Magnetism is already considered discrete under quantum mechanics (http://en.wikipedia.org/wiki/Quantum_electrodynamics). Discrete energies for everything else, with a continuous model for gravity (which describes space-time) are mathematically incompatible. i.e. If the universe is mathematically consistent, then space does indeed have time in discreet amounts and there is a 'frame rate' of sorts. Will the universe be mathematically consistent though?

This thread has made for interesting reading so far!
If the "size" of something isn't part of what it is, then the thing doesn't exist, at least in any form we can make ourselves aware of.
I think there's some logical gap in this sentence. One possible problem is that you may be confounding the word "size" as applied to collections with the word "size" as applied to shapes.

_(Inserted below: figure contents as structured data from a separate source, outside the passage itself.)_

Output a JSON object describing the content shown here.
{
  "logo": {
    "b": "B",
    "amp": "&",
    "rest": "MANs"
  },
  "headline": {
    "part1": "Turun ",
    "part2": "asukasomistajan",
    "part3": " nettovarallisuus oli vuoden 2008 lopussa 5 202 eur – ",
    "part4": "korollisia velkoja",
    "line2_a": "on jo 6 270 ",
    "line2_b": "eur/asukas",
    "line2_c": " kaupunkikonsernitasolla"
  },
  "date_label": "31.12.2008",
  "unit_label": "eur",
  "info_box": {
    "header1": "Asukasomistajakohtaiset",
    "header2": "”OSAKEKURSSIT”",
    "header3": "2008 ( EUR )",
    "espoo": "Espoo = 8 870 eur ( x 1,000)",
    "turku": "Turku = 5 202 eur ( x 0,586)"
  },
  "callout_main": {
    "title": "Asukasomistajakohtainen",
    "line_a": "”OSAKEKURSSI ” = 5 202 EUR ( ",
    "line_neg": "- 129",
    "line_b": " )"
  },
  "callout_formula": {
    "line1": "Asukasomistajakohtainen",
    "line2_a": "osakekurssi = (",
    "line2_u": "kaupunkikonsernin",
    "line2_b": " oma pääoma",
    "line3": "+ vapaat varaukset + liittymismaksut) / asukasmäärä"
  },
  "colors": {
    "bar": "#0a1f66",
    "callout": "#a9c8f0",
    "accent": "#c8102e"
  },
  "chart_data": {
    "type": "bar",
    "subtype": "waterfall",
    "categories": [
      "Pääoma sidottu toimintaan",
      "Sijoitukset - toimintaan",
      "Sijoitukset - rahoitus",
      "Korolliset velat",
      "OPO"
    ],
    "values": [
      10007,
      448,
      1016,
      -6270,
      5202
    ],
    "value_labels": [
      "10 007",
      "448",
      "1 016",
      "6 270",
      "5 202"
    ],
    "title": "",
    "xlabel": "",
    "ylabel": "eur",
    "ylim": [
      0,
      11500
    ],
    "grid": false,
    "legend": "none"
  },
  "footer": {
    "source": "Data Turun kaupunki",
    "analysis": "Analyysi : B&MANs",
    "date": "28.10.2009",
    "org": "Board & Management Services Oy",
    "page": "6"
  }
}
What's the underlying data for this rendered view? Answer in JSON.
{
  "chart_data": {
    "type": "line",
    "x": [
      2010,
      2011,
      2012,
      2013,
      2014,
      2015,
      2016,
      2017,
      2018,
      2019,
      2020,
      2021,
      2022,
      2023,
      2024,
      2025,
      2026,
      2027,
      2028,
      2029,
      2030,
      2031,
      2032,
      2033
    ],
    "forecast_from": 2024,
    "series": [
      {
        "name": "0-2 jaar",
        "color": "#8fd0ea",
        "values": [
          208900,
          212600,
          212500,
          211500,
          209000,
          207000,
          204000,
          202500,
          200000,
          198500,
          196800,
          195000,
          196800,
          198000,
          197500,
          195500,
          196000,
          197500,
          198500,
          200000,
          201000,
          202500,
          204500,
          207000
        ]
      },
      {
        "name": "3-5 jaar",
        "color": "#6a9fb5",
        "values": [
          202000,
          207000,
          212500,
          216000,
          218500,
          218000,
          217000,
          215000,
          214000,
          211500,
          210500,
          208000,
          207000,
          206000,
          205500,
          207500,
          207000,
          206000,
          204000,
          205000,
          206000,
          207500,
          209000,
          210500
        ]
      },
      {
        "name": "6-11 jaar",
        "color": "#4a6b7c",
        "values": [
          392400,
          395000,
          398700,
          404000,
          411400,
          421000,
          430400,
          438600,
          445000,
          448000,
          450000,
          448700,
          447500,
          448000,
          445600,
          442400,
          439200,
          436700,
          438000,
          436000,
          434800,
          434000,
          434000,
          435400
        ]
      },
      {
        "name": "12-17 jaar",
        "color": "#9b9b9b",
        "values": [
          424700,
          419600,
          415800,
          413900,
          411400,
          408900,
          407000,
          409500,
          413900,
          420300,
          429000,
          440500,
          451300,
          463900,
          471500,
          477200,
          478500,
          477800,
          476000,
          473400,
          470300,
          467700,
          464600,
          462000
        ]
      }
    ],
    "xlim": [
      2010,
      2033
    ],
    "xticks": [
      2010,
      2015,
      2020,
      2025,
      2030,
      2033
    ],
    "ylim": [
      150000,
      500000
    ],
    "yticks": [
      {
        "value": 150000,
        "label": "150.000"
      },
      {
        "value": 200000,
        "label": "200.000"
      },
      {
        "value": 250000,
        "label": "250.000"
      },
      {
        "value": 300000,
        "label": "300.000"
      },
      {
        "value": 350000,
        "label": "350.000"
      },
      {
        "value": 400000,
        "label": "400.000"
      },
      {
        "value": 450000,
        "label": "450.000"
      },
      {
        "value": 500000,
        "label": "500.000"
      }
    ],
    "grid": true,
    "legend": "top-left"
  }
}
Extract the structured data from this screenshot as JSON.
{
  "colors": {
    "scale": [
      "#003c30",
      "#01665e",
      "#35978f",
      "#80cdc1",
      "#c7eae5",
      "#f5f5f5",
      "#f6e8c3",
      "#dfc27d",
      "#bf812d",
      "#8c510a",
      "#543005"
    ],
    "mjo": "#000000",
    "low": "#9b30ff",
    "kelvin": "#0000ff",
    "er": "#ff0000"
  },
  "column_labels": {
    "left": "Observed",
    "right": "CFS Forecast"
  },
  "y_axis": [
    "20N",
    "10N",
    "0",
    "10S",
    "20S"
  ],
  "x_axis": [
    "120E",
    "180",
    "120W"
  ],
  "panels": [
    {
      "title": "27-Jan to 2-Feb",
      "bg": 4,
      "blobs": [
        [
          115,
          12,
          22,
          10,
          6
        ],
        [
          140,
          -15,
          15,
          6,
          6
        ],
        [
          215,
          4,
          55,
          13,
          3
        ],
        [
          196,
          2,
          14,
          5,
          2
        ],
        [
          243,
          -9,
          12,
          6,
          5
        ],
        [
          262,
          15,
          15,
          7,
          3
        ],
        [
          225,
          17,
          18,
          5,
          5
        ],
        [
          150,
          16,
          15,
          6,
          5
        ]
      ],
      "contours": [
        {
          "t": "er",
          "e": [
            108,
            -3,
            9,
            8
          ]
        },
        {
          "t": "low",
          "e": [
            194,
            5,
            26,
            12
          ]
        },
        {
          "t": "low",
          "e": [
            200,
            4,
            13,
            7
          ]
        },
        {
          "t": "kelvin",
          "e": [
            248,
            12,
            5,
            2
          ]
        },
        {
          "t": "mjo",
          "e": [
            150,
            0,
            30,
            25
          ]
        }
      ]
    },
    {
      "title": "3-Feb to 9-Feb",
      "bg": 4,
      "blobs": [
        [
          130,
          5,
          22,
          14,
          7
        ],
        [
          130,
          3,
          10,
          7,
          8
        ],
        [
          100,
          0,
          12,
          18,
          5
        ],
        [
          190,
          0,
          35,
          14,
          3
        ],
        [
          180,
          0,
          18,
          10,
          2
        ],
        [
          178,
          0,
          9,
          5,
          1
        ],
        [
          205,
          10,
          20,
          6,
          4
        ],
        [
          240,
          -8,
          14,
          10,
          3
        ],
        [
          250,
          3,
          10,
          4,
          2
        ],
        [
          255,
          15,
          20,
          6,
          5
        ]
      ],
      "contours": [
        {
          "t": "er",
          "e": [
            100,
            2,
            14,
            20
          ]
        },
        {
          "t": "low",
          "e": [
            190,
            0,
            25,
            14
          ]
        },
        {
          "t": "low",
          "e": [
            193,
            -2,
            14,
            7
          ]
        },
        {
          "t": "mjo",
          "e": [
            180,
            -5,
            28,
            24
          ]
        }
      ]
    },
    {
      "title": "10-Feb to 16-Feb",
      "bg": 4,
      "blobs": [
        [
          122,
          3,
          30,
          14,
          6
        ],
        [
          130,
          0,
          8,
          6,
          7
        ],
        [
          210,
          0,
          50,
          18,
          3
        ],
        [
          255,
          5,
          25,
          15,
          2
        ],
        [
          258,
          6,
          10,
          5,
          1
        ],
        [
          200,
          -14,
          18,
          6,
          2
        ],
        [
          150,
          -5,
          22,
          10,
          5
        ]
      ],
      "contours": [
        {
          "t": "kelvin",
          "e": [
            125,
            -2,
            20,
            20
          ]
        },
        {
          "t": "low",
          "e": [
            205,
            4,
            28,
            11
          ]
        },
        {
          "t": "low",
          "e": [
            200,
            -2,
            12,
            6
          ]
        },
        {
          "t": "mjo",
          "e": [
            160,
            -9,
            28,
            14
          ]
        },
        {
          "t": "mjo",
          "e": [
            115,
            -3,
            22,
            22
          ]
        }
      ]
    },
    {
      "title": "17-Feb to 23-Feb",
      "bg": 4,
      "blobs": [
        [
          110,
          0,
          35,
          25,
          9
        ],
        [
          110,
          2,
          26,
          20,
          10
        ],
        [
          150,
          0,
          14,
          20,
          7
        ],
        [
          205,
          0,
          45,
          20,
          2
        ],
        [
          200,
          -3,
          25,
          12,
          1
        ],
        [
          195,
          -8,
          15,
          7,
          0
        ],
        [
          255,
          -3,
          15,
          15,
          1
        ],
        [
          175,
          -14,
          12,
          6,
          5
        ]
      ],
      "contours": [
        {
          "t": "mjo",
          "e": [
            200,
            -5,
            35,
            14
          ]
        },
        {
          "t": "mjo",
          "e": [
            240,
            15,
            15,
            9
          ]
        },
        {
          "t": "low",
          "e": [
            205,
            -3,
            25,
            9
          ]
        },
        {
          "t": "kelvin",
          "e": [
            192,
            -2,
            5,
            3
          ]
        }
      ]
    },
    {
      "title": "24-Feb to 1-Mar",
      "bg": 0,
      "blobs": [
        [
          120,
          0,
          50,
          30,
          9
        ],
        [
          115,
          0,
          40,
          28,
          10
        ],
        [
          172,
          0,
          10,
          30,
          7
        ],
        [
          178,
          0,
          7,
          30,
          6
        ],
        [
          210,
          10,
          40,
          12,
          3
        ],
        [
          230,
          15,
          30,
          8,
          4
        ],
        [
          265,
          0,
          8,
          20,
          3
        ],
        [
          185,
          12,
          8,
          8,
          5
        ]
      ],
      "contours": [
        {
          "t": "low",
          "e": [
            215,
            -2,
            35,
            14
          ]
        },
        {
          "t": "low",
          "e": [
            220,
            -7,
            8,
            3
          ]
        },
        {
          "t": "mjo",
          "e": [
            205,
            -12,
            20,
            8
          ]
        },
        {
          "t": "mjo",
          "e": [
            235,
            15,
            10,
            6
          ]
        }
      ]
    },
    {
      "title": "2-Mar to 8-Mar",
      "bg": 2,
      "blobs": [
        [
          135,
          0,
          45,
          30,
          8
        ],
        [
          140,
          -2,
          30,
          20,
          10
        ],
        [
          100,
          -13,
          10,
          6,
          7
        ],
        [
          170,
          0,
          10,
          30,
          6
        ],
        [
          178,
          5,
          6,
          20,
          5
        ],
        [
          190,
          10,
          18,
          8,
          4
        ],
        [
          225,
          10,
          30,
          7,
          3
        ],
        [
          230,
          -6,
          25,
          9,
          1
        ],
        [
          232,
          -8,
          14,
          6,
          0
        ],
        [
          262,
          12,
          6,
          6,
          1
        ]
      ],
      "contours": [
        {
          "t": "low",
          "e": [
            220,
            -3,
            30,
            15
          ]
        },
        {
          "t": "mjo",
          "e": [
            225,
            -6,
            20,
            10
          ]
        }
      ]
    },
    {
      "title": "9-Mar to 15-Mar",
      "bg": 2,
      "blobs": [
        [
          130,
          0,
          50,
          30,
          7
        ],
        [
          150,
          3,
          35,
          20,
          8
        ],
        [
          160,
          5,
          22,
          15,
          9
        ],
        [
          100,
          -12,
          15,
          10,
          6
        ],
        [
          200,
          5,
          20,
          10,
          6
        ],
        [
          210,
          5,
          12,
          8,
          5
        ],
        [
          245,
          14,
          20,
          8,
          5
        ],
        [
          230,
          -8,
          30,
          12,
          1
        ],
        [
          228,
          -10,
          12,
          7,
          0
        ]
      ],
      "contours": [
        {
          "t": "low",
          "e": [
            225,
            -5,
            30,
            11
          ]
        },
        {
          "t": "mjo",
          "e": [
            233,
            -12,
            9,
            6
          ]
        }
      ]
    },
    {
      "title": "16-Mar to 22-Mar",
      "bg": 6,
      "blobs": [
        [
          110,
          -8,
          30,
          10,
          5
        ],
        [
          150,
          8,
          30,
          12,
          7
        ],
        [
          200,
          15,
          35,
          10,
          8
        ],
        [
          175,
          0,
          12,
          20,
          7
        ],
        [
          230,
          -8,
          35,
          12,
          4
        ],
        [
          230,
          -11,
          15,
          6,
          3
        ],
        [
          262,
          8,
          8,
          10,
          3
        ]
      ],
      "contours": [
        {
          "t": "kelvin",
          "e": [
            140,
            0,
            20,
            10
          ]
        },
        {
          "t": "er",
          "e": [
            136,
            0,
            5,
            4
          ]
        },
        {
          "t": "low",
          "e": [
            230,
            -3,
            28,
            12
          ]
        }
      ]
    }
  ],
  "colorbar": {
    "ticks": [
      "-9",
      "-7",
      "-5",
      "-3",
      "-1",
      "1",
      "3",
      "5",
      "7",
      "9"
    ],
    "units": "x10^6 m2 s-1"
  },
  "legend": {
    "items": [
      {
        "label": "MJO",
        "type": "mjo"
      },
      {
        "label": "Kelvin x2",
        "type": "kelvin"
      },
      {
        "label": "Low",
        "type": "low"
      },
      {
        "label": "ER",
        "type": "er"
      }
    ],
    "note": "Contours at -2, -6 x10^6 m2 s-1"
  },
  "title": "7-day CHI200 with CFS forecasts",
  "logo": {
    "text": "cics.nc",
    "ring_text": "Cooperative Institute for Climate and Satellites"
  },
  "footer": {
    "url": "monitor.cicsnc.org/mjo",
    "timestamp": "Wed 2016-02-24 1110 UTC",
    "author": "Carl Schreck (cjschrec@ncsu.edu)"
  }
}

The size of a shape is part of the identity of the shape; that is, you can have two shapes that would be equal if only their sizes were equal. But the size of a collection is only a consequence of it. You can't have two collections that are only differentiated by their size; necessarily, two collections of different sizes n and m will also have at least abs(n-m) elements unique to one collection.
helios, about what I meant with respect to the hard drive question. Could you not have the exact same bit pattern representing two different types of data, two different piece of information* (depending on the decoding/encoding)? Could you not have two different bit patterns representing the same information? Part of what makes up the data is context and our interpretation of it.

* Information used in the vernacular, not as used in information theory.
Could you not have the exact same bit pattern representing two different types of data, two different piece of information* (depending on the decoding/encoding)? Could you not have two different bit patterns representing the same information? Part of what makes up the data is context and our interpretation of it.
I think you grabbed my question from the opposite end I intended. I was asking about the abstraction of files relative to numbers, while you answered about the abstraction of files relative to the information they supposedly represent. While I agree with you that a file by itself is entirely disconnected from anything we would care to store in it, that's unrelated to the point I was trying to make.
I was trying to give an example of a mathematical abstraction that can be exactly mapped to reality without losing anything.
(Ah, I thought you were talking about abstraction in general.) The fact that the exact numbers you are using to represent the file could be used to represent other concrete things leads me to conclude that you are losing something in the abstraction, even if I can't demonstrate exactly what.
Your original argument was that something was lost by concretizing, though...
An abstraction must by necessity have less than the thing it abstracts, else it would just be the thing. A universal storage unit (bitstrings) can't also store what it is it's storing, because that metadata would itself be data. In OOP terms, you can't have a sequence of Objects where the Types of the Objects are themselves Objects and also stored in the sequence. You'd fall into an infinite regress.

So that's why I gave an example of an abstraction that can be made concrete without losing any of the properties of the abstraction. Numbers and files can be losslessly mapped back and forth to each other.
I suppose to advance your own argument you'd need to at least give reasons why, starting from an unambiguous description of "dogness", you couldn't create an object that's nothing but dog (with no undoggy properties). That might get us closer to why particular dogs exist despite being undefined, while numbers (supposedly) don't despite being defined.
I meant hat you lose some of the power when you move away from the abstract. Things become more general and hence more widely applicable. I'm not so sure we could create a perfect quintessential "dog." But I also don't think the analogy is proper here. Dogs are not well defined like numbers are.